So last weekend in Greece was a national holiday! Just a shy three days before our Halloween, Greeks celebrate OXI Day! “Oxi” means “NO”, and it memorializes Greece’s resistance (their “Oxi”) to Mussolini in WWII, who offered that Greece either allow the Axis powers to occupy the country or face war. The Greek Prime Minister at the time, Ioannis Metaxas, responded with “Then it is war”, and on that morning of October 28, 1940, the Greek population rushed to the streets to defend their home country screaming “Oxi!”. Now, it is a public holiday…and also a reason for me to have a long weekend and do lots of things I wanted to do around Athens!
FRIDAY: Friday morning, a bunch of us went to the National War Museum, which outlines all of Greece’s military history: including the Persian Wars, Occupation of Alexander the Great, Roman Occupation, Greek War of Independence, Grecko-Turkish War, WWI, WWII, and the Greek Civil War.

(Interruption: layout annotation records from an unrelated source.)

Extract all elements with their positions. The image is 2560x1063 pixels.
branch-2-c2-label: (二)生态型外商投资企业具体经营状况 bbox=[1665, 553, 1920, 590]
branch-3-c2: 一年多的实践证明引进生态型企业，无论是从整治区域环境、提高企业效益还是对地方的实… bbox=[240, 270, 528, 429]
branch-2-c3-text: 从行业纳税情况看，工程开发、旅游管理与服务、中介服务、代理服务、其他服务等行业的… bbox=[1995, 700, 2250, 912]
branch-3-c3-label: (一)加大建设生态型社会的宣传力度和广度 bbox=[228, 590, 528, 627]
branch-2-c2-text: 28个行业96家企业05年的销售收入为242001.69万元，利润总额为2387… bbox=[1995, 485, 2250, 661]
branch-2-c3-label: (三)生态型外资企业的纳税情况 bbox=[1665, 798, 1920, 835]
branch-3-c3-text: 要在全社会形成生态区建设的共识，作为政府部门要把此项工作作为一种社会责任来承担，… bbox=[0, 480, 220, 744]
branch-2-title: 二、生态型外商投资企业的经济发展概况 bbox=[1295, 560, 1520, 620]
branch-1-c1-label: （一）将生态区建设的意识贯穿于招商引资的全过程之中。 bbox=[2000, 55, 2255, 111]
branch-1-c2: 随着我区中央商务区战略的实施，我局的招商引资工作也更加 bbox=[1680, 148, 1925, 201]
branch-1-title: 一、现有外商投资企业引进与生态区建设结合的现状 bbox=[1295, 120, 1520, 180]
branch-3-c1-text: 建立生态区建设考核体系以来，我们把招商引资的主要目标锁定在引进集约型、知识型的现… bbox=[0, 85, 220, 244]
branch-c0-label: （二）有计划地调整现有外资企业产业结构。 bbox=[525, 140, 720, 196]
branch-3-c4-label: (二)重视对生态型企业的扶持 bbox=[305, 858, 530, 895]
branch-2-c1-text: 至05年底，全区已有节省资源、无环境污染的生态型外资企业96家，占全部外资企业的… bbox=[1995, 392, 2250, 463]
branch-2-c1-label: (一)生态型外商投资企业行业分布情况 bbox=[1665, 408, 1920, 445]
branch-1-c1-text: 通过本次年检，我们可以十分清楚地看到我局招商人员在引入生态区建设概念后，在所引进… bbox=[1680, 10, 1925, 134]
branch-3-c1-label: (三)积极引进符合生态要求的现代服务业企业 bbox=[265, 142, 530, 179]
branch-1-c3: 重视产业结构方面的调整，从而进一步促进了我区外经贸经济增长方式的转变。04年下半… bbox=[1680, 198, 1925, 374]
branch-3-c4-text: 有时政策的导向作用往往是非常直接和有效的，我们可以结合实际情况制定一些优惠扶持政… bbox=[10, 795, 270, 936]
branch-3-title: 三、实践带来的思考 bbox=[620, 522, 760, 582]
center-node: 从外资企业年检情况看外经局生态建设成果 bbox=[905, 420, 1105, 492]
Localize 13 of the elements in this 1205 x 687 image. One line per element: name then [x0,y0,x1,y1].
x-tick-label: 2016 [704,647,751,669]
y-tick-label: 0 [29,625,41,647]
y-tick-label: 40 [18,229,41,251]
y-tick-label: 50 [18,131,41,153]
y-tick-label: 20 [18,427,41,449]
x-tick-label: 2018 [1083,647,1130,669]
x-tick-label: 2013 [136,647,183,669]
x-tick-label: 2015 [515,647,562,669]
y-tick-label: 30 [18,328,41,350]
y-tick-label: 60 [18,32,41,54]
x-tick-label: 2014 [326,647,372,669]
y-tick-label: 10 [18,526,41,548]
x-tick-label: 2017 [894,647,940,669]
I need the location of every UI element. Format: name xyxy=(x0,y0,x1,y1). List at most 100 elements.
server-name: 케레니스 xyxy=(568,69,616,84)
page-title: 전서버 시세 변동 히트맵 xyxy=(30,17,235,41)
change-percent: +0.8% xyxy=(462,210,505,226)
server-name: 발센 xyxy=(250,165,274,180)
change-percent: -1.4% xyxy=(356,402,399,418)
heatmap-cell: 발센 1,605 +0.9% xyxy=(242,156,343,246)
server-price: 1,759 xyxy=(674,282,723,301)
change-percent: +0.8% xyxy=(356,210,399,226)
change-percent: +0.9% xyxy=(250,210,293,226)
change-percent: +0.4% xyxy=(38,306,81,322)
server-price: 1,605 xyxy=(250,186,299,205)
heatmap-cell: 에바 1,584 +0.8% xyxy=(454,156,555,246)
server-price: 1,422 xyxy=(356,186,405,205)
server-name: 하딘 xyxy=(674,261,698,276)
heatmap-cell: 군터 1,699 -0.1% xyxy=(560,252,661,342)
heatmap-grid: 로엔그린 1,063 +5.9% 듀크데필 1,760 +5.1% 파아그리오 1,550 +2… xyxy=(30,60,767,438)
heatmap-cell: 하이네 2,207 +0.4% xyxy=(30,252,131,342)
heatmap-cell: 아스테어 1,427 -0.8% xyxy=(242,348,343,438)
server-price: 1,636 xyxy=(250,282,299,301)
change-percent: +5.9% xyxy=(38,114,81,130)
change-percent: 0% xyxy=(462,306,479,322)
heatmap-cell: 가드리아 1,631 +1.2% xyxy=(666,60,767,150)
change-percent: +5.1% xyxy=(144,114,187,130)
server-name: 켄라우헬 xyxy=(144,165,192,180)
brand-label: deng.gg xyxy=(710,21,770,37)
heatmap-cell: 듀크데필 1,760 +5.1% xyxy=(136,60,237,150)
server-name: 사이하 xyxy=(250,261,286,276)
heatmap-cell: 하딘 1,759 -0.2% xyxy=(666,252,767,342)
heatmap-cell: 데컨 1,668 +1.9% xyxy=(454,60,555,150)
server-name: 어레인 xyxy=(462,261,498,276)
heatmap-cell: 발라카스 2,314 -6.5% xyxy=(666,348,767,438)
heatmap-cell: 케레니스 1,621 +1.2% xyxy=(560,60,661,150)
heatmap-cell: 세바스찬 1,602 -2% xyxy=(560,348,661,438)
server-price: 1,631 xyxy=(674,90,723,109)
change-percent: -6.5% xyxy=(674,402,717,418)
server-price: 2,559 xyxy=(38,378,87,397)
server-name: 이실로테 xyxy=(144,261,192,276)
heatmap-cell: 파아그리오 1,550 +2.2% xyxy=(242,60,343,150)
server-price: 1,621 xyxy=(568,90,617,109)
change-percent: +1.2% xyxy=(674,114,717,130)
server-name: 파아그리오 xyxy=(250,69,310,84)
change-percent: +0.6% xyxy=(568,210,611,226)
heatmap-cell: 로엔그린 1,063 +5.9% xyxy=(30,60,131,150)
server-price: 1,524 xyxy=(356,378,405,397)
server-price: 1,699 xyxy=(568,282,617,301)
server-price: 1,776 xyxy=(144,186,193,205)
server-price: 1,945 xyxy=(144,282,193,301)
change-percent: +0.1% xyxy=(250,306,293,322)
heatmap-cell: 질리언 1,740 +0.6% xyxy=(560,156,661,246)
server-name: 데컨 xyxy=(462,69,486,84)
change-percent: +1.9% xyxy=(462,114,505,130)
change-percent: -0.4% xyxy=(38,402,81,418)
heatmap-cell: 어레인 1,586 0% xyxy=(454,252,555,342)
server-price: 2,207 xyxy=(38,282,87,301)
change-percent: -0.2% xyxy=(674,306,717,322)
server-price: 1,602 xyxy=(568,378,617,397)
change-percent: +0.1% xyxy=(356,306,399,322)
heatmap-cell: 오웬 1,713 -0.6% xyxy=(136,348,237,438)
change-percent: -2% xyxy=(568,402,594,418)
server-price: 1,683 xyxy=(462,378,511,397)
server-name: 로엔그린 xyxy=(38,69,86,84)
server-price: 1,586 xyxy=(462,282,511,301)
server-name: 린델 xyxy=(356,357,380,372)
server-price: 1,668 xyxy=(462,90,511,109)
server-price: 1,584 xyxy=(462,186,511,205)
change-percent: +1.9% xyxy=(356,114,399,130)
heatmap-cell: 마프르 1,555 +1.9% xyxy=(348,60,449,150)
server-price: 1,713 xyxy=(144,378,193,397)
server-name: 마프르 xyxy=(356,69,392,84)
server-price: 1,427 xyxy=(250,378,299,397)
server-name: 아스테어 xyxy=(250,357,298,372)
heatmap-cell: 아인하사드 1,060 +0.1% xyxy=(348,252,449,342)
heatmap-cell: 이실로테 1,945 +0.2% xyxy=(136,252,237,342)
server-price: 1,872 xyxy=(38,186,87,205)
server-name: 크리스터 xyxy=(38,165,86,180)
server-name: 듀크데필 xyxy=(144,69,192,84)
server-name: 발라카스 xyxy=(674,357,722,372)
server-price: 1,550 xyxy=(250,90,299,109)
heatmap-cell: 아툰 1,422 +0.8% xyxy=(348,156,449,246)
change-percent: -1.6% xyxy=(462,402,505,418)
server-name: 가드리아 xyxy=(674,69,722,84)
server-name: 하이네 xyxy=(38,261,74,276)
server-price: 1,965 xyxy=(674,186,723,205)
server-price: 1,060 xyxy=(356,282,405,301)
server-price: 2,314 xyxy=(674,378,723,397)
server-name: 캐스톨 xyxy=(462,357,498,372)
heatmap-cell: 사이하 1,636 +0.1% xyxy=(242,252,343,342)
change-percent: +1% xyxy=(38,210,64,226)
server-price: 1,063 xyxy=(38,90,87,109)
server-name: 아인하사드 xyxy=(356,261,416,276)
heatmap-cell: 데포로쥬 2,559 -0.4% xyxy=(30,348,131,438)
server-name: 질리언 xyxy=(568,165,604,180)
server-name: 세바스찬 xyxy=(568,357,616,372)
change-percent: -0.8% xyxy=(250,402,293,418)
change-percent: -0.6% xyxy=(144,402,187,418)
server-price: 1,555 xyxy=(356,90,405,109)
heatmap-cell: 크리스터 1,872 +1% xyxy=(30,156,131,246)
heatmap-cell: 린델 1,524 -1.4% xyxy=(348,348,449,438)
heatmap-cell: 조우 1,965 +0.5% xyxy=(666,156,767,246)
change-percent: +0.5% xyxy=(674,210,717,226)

After the museum, I fell into a domestic mood and decided to cook! I went to the outdoor market, and bought peppers, tomatoes, and rice for stuffed tomatoes and peppers, one of my favorite traditional Greek dishes. However, what really caught my eye was the fresh squid, only 2 euros for half a kilo! Yup, that means that a coffee in Greece is more expensive that half a kilo of quid. Hmm…seems like they have priorities set right here, it’s easy to eat well! The night turned into a dinner party, with homemade food, friends, and of course wine! After cleaning and gutting the squid (watch out for the beaker and the ink pouch!), I fried them up. The tomatoes and pepperw were stuffed with rice, chicken, and seasoning. It was my first time cooking for people. Regardless of how everything tasted, it was certainly an enjoyable night and I can’t wait to cook again!
SATURDAY: We went to the home of my favorite god, the father of Ariel the little mermaid (my childhood crush), and hands down the coolest of the siblings of Zeus: POSEIDON. The Temple of Poseidon is located at Sounion, the lowest tip of Attica and about a 2 hour bus ride. It was well worth it: I can honestly say this is my favorite place in all of Greece that I have been to. It is PERFECT: beautiful well preserved temple to my favorite god, beautiful view of the Aegean, a beach right next door, and fish tavernas! The temple is on the edge of a hill that is over wide open sea. Something that really impacted me was the colors: It was the perfect nautical mix, the marble of the temple was very white and bleached from the sun, the sky was a light blue, and the sea was a deep greenish blue. It all seemed like surreal pastel colors, so beautiful. After looking around the temple, we went to the beach where I found some shells in the deep sea bed as souvenirs. Yes, I went for a nice swim in late October, and it wasn’t cold. Only in Greece! Next, we ate fresh seafood at the taverna: fried sardines and octopus…I can literally eat the fried sardines like french fries, so good! Then, the moment everyone was waiting for: the sunset. After I quickly hiked back up the hill, I saw the most beautiful sunset I have ever seen. It was so powerful, and the colors of blue, red, and purple permeated everything to add to the perfect balance of soft pastel colors. The bright red sun set right into the ocean…I never saw anything like it, it was as if the sea just gobbled up the sun. The colors of the sky for the next hour turned a deep reddish hue of purple before the god Helius spread his cloak of nighttime darkness. This trip was the quintessential experience in Greece that I expected coming here…and I will definitely be back.
SUNDAY: Sunday started with a Latin mass at St. Dionysus Church near the Parliament building. I then traveled to the Ancient Agora, the Roman Agora (built by the Romans when they conquered Greece), the Temple of the Winds (used by the Romans to tell time), and the Temple of Hephaestus (the best preserved ancient Greek temple). Sunday ended up with more cooking, this time pasta, beef, and rice…I love having my own kitchen!
MONDAY: ACROPOLIS…all day long. I am ashamed to say that I have not ventured to the Acropolis until this Monday. I guess I was waiting for the right time, but I made up for it today by going both in the early morning, and in the evening for the sunset. Having awaited this moment for the majority of my life, I was in Harry heaven, and actually walking in its presence surpassed all expectations. I think my favorite part is that I can so easily access it anytime I want to, it is only a 20 minute walk from my apartment! When you actually stand in front of the Parthenon, such a feeling of awe and humility sweep over you. The acropolis, to me at least, symbolizes the birth of democracy and the beacon of light in the ancient world whose light still burns today. Why does it still burn? It still burns because all present day buildings of importance, whether governmental or academic, are replicated from the architecture that sits on top of this Acropolis. It still burns because of the pride of its Greek people and hundreds of visitors every day. But most importantly, it burns because the small hope and experiment of democracy, started in this ancient city, has surpassed the test of time and has not yet been abandoned. The small hope of freedom and equality that the Athenians dreamed of seems to have beaten all odds, and has now made its everlasting mark on the entire world. This is why I love living in Athens, and I feel so blessed to be here.